Like others armies in South America, Chile had had a small army of long-term service officers and soldiers. In 1900, Chile became the first country in Latin America to enforce a system of compulsory military service, whereby training, initially five to eighteen months (Germany: three years), took place in zones of divisional organization in order to create a solid military structure that could be easily doubled with well-trained and combat-ready reserve forces. Budgetary restrictions prevented the full impact of the law: the service fell disproportionately on the lower classes, no more than 20% of the contingent was incorporated annually, and former conscripts were not retrained periodically.

The beginning of the German mission was dedicated almost exclusively to the organization and implementation of a standardized, technically oriented military education with the essence of Moltke's German military system of continuous study of artillery, infantry, cartography, history, topography, logistics, tactics, etc., for a modern, professional and technically trained officer corps. In 1886, the "Academia de Guerra" (War Academy) was founded "to elevate the level of technical and scientific instruction of army officers, in order that they be able, in case of war, to utilize the advantages of new methods of combat and new armaments". The best alumni were candidates for general staff service. By the mid-1890s Körner organized the courses for a Noncommissioned Officers' School (Escuela de Suboficiales y Clases).
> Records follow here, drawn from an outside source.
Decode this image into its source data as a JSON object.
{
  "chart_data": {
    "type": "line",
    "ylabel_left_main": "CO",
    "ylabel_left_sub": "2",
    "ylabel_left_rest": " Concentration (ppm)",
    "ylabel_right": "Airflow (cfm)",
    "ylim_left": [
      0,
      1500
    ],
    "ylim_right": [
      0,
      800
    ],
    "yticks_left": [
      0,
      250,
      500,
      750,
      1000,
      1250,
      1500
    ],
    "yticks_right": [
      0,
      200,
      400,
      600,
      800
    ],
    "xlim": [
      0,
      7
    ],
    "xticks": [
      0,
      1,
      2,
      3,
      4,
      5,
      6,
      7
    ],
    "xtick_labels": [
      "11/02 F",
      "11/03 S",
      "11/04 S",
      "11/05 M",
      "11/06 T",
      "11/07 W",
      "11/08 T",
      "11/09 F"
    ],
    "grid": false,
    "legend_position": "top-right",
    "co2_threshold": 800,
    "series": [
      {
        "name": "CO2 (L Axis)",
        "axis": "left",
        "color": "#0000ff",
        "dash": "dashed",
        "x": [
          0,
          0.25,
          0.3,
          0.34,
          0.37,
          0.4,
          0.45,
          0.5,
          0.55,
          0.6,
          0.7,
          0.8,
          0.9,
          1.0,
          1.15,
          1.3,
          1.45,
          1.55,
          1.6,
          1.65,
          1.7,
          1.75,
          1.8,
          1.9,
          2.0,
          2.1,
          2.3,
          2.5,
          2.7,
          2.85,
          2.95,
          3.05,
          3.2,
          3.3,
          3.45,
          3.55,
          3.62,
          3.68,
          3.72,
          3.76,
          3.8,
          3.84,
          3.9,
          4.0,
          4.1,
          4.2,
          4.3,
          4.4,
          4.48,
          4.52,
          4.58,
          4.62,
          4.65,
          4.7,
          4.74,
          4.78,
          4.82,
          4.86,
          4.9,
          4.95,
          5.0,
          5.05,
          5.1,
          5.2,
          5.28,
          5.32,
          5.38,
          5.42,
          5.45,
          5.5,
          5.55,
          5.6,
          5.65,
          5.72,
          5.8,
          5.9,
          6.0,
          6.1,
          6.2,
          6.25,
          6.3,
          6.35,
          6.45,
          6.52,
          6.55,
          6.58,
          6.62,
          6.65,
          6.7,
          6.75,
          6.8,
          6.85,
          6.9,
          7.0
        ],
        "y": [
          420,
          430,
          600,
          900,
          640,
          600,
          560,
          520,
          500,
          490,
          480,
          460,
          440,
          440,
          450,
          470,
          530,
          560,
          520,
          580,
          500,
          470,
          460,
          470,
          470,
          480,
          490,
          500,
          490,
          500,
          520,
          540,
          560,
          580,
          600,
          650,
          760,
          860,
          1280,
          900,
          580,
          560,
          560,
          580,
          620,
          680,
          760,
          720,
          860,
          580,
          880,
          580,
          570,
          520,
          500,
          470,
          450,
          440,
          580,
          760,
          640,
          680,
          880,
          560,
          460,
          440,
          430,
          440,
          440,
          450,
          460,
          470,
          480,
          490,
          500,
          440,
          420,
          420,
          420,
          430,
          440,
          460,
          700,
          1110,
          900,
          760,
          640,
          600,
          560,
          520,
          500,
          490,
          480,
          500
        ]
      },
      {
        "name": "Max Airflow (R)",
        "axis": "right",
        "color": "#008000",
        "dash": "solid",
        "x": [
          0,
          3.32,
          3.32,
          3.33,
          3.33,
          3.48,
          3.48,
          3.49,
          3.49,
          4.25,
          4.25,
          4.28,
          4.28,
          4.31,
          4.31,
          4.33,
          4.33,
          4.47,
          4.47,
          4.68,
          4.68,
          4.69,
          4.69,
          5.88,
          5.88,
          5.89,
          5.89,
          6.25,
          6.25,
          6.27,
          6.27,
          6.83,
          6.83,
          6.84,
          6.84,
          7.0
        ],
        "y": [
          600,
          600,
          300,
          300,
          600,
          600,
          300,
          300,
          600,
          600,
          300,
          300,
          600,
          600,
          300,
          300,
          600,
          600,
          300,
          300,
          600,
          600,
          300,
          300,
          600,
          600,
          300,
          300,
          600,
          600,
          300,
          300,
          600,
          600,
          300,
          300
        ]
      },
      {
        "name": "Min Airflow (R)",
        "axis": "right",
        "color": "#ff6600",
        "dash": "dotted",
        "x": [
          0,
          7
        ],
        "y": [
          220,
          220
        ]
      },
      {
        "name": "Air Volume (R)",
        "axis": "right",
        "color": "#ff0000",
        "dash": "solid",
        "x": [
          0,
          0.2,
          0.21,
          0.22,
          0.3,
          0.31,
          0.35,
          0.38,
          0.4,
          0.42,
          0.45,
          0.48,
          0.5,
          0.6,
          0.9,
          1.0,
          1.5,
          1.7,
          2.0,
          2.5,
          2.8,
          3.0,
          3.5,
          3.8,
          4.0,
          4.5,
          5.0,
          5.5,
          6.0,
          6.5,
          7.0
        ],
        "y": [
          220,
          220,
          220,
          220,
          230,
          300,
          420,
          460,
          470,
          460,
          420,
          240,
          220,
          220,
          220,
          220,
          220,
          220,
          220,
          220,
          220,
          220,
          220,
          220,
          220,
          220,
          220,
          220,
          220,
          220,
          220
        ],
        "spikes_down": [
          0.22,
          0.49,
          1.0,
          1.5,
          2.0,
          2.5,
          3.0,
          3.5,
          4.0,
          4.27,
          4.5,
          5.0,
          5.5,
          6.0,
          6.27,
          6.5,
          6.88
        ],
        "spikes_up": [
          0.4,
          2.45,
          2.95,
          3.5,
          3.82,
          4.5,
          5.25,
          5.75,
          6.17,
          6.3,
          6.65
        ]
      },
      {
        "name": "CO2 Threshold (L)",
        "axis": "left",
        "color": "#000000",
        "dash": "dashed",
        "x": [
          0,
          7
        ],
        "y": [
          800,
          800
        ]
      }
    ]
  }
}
During the 1891 Chilean Civil War Körner was removed from duty by José Manuel Balmaceda. He and his followers set sail north to join the Congressional forces in Iquique. He became chief architect of the new army and, though Estanislao del Canto formally was commander-in-chief, Körner led the rebel forces in the major clashes of the civil war.

Chile had had a General Staff during the War of the Pacific. Körner turned his attention to a permanent institution in 1893-94 that should replace the old "Inspector General del Ejército", but with control over military affairs in peacetime and wartime. It had four sections: Instruction and Discipline, Military Schools, Scientific Works (strategic and operational planning), and Administration.

==Political influence==
Despite influence attempts by the German Empire the German community in Chile, including settlers in southern Chile, did not act as an extension of the German state to any significant degree. On a geopolitical level, the German Empire attempted to promote Chile into a regional counterweight to the United States. Indeed, Britain and Germany managed through Chilean diplomacy to have Ecuador deny the United States a naval base in the Galápagos Islands.